The Making of a President

The Making of a President

Candidates lean on Colbians in bids for the White House

By Allen Lessels


Each day from 3 to 7 p.m. is the time for “trip calls.”

“It’s the Chicago team checking with the New Hampshire team, the Maine team, the South Carolina team, the Florida team—wherever he’s going to be in the future,” Beliveau said. “It’s their chance to report how the day went and what challenges they’re facing, and a chance for headquarters to download information.”

Events range widely in scope.

John McCainBeliveau was especially happy with one that came together quickly in Concord, N.H., to announce that Obama was receiving an endorsement from New Hampshire Congressman Paul Hodes.

The advance staff found a site, got the sound, and helped build a crowd through phone-banking, leafleting, and signs.

The success of the event reflected the capabilities of a well-oiled machine—a professional campaign team that can pull off a big event in a little time.

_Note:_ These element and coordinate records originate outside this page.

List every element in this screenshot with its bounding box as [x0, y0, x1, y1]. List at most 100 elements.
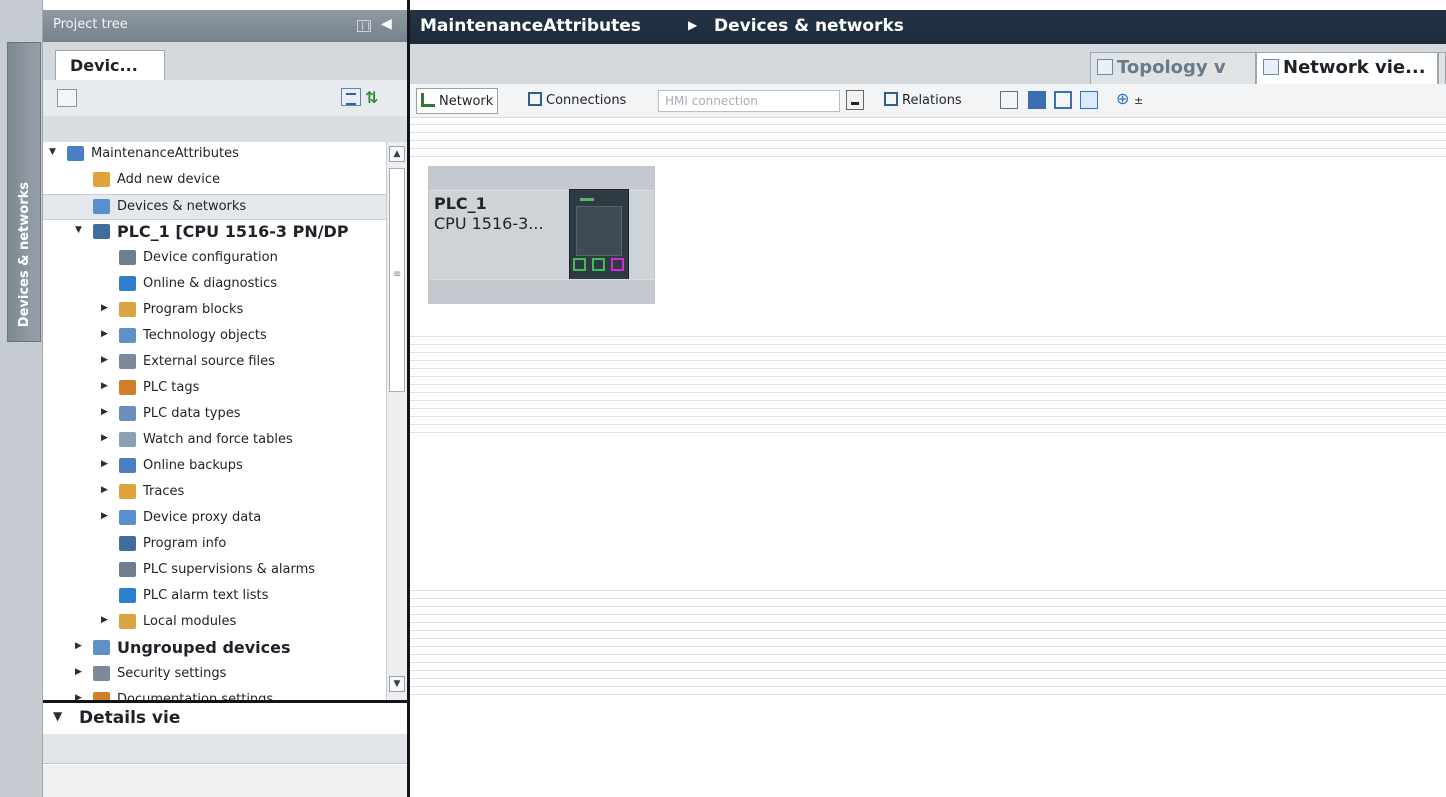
collapsed-arrow-icon[interactable]: ▶	[75, 693, 85, 700]
side-tab-devices-networks[interactable]: Devices & networks	[7, 42, 41, 342]
collapsed-arrow-icon[interactable]: ▶	[101, 485, 111, 499]
network-toolbar: Network Connections HMI connection Relat…	[410, 84, 1446, 118]
project-tree-tabs: Devic...	[43, 42, 407, 80]
canvas-guide-line	[410, 686, 1446, 687]
tree-item[interactable]: PLC alarm text lists	[43, 584, 386, 610]
expanded-arrow-icon[interactable]: ▼	[75, 225, 85, 239]
ungrouped-icon	[93, 640, 110, 655]
tree-item[interactable]: ▶ PLC tags	[43, 376, 386, 402]
sync-icon[interactable]: ⇅	[365, 88, 385, 107]
plc-icon	[93, 224, 110, 239]
canvas-guide-line	[410, 148, 1446, 149]
collapsed-arrow-icon[interactable]: ▶	[101, 329, 111, 343]
collapse-panel-icon[interactable]: ◀	[381, 16, 392, 32]
folder-traces-icon	[119, 484, 136, 499]
expanded-arrow-icon[interactable]: ▼	[49, 147, 59, 161]
tree-item[interactable]: ▶ Watch and force tables	[43, 428, 386, 454]
network-mode-button[interactable]: Network	[416, 88, 499, 114]
network-canvas[interactable]: PLC_1 CPU 1516-3...	[410, 118, 1446, 797]
grid-icon[interactable]	[1054, 91, 1072, 109]
tab-topology-view[interactable]: Topology v	[1090, 52, 1256, 84]
list-view-icon[interactable]	[341, 88, 361, 106]
collapsed-arrow-icon[interactable]: ▶	[75, 667, 85, 681]
connections-mode-button[interactable]: Connections	[524, 88, 630, 114]
zoom-options-icon[interactable]: ±	[1134, 94, 1152, 112]
toggle-panel-icon[interactable]	[1080, 91, 1098, 109]
collapsed-arrow-icon[interactable]: ▶	[101, 511, 111, 525]
collapsed-arrow-icon[interactable]: ▶	[101, 355, 111, 369]
tree-item[interactable]: Device configuration	[43, 246, 386, 272]
tree-item[interactable]: Devices & networks	[43, 194, 386, 220]
collapsed-arrow-icon[interactable]: ▶	[101, 459, 111, 473]
editor-title-bar: MaintenanceAttributes ▶ Devices & networ…	[410, 10, 1446, 44]
tree-item[interactable]: PLC supervisions & alarms	[43, 558, 386, 584]
tree-item-label: Online backups	[143, 458, 243, 473]
tree-item-label: Technology objects	[143, 328, 267, 343]
tree-item-label: Device proxy data	[143, 510, 262, 525]
relations-button[interactable]: Relations	[880, 88, 966, 114]
collapsed-arrow-icon[interactable]: ▶	[101, 433, 111, 447]
tree-item[interactable]: ▶ Security settings	[43, 662, 386, 688]
collapsed-arrow-icon[interactable]: ▶	[75, 641, 85, 655]
tree-item[interactable]: ▶ Local modules	[43, 610, 386, 636]
tab-topology-label: Topology v	[1117, 57, 1226, 78]
tree-item[interactable]: ▶ Online backups	[43, 454, 386, 480]
canvas-guide-line	[410, 654, 1446, 655]
canvas-guide-line	[410, 670, 1446, 671]
breadcrumb-project[interactable]: MaintenanceAttributes	[420, 16, 641, 36]
profibus-port-icon[interactable]	[611, 258, 624, 271]
dropdown-icon[interactable]	[846, 90, 864, 110]
tree-item[interactable]: ▶ Ungrouped devices	[43, 636, 386, 662]
tree-item-label: Add new device	[117, 172, 221, 187]
left-side-strip: Devices & networks	[0, 0, 43, 797]
tree-item[interactable]: Add new device	[43, 168, 386, 194]
details-view-header[interactable]: ▼ Details vie	[43, 700, 407, 734]
tree-item[interactable]: Online & diagnostics	[43, 272, 386, 298]
tab-device-view[interactable]	[1438, 52, 1446, 84]
tree-item[interactable]: ▶ Device proxy data	[43, 506, 386, 532]
tree-item[interactable]: Program info	[43, 532, 386, 558]
address-view-icon[interactable]	[1000, 91, 1018, 109]
overview-table-icon[interactable]	[1028, 91, 1046, 109]
scroll-down-icon[interactable]: ▼	[389, 676, 405, 692]
tab-network-view[interactable]: Network vie...	[1256, 52, 1438, 84]
collapsed-arrow-icon[interactable]: ▶	[101, 381, 111, 395]
canvas-guide-line	[410, 614, 1446, 615]
program-info-icon	[119, 536, 136, 551]
tab-devices[interactable]: Devic...	[55, 50, 165, 80]
cpu-module-icon[interactable]	[569, 189, 629, 281]
canvas-guide-line	[410, 598, 1446, 599]
canvas-guide-line	[410, 590, 1446, 591]
canvas-guide-line	[410, 132, 1446, 133]
tree-item[interactable]: ▶ External source files	[43, 350, 386, 376]
project-tree-scrollbar[interactable]: ▲ ▼	[386, 142, 407, 700]
scroll-thumb[interactable]	[389, 168, 405, 392]
scroll-up-icon[interactable]: ▲	[389, 146, 405, 162]
security-icon	[93, 666, 110, 681]
collapsed-arrow-icon[interactable]: ▶	[101, 303, 111, 317]
connection-type-select[interactable]: HMI connection	[658, 90, 840, 112]
tab-network-label: Network vie...	[1283, 57, 1426, 78]
pin-icon[interactable]	[357, 20, 371, 32]
tree-item[interactable]: ▶ Documentation settings	[43, 688, 386, 700]
tree-item[interactable]: ▶ Technology objects	[43, 324, 386, 350]
tree-item[interactable]: ▼ MaintenanceAttributes	[43, 142, 386, 168]
collapsed-arrow-icon[interactable]: ▶	[101, 407, 111, 421]
folder-modules-icon	[119, 614, 136, 629]
canvas-guide-line	[410, 384, 1446, 385]
tree-item[interactable]: ▶ Program blocks	[43, 298, 386, 324]
breadcrumb-separator-icon: ▶	[688, 18, 698, 32]
tree-item[interactable]: ▼ PLC_1 [CPU 1516-3 PN/DP	[43, 220, 386, 246]
profinet-port-icon[interactable]	[573, 258, 586, 271]
tree-item[interactable]: ▶ PLC data types	[43, 402, 386, 428]
zoom-icon[interactable]: ⊕	[1116, 89, 1134, 108]
canvas-guide-line	[410, 344, 1446, 345]
overview-icon[interactable]	[57, 89, 77, 107]
chevron-down-icon[interactable]: ▼	[53, 709, 62, 723]
tree-item[interactable]: ▶ Traces	[43, 480, 386, 506]
relations-label: Relations	[902, 93, 962, 108]
plc-device-box[interactable]: PLC_1 CPU 1516-3...	[428, 166, 655, 304]
editor-area: MaintenanceAttributes ▶ Devices & networ…	[410, 0, 1446, 797]
collapsed-arrow-icon[interactable]: ▶	[101, 615, 111, 629]
profinet-port-icon[interactable]	[592, 258, 605, 271]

Picher, also in advance, said they’re still talking in Madison, Wisconsin, about an event the Kerry team put together a week before the 2004 election. Bruce Springsteen was a featured guest and the lawns of the state capitol were the site. Problem was, only about 20,000 people would be able to see Kerry and Springsteen, and the team Picher was on expected many more than that to come out.

So they negotiated with the mayor and city councilors and others and were allowed to move the stage and event six blocks, opening sight lines for the anticipated turnout. Picher said 100,000 people showed up.

“It was on the cover of most newspapers in America,” he said. “It was everywhere. ... A week prior to the election, if you sent eighty-thousand people home without being able to see the guy, maybe you’re not doing the campaign the greatest service.”

Kerry won in Wisconsin.

From there Picher went to Boston to set up the victory event stage for what he and Cuzzi—also doing Kerry advance—and Beliveau and the rest of the Kerry campaign believed would be a victory gala. “My job was to map out where they were going to stand in celebration, waving, all that stuff,” Picher said.

He and Cuzzi met outside the Union Oyster House at Faneuil Hall, a traditional stop for Kerry on election day, and soon the candidate’s motorcade rolled up.

“It looked like we were well on our way to winning,” Picher said. “You do your best to keep it in check, but when the folks who know, the ones who have the internals, start saying that and are confident, you let yourself start feeling pretty good.”

They were feeling rotten later that night.

“Eventually, you pick up and move on,” Picher said. “And you either go at it again or not.”

Picher moved on to finish his law degree and M.B.A. He’s now working at a Toronto law firm and will take the bar exam soon. He does plan to take a six-week leave to work for Obama—rejoining Beliveau and Cuzzi on the campaign trail. He knew he’d be back.

Picher, who can’t seem to stay away from campaigns, was on his way to being an English major at Colby. Then Professor Corrado provided a pivotal moment in Picher’s career. It was 1995 and the professor had heard from Abigale Knapp ’93, who was seeking interns for Kerry’s senate race against former Massachusetts Governor Bill Weld.

Picher had planned to spend Jan Plan in 1996 working on Bill Clinton’s campaign in New Hampshire.

“Corrado said ‘every kid in America wants to be an intern with Bill Clinton,’ and that I should work for John Kerry,” Picher said. “If he hadn’t walked up to me that day in Miller Library, my whole life might have taken a different track.”

He’s not alone. “I marvel at that,” he said. “I remember one time Cuzzi and I ran the numbers. There was Katie Harris and Spencer Hutchins [’03] and Emily Boyle [’06] and Emmett Beliveau and Cuzzi and myself and two or three other people on the Kerry campaign. We tried to figure out how many Yalies and people from Harvard there were, and we realized we were probably the most-represented school in the whole campaign. It was informal, but that’s the way it seemed. We had all these employees from a tiny, little school. I don’t remember the Bowdoin kids, the Middlebury kids. They weren’t there.”

The switch into government paid off. “We had a talented group of professors at Colby,” Picher said. “I credit Corrado for motivating me to do more and to figure it out more and get involved. And there’s something about the fact there are Colby kids all over the 2008 campaign.”

The Colby connections and extraordinary civic engagement opportunities that they lead to do not seem to be slowing. Two current students are on leaves of absence from Colby to sample the heady world of national presidential campaigns. Mark Jablonowski ’10 of Anchorage, Alaska, and Matt Warshaw ’08 of Wellesley, Massachusetts, worked for Obama as interns this summer. Both were hired on as staff.

Welcome aboard. The Colby campaign train rolls on.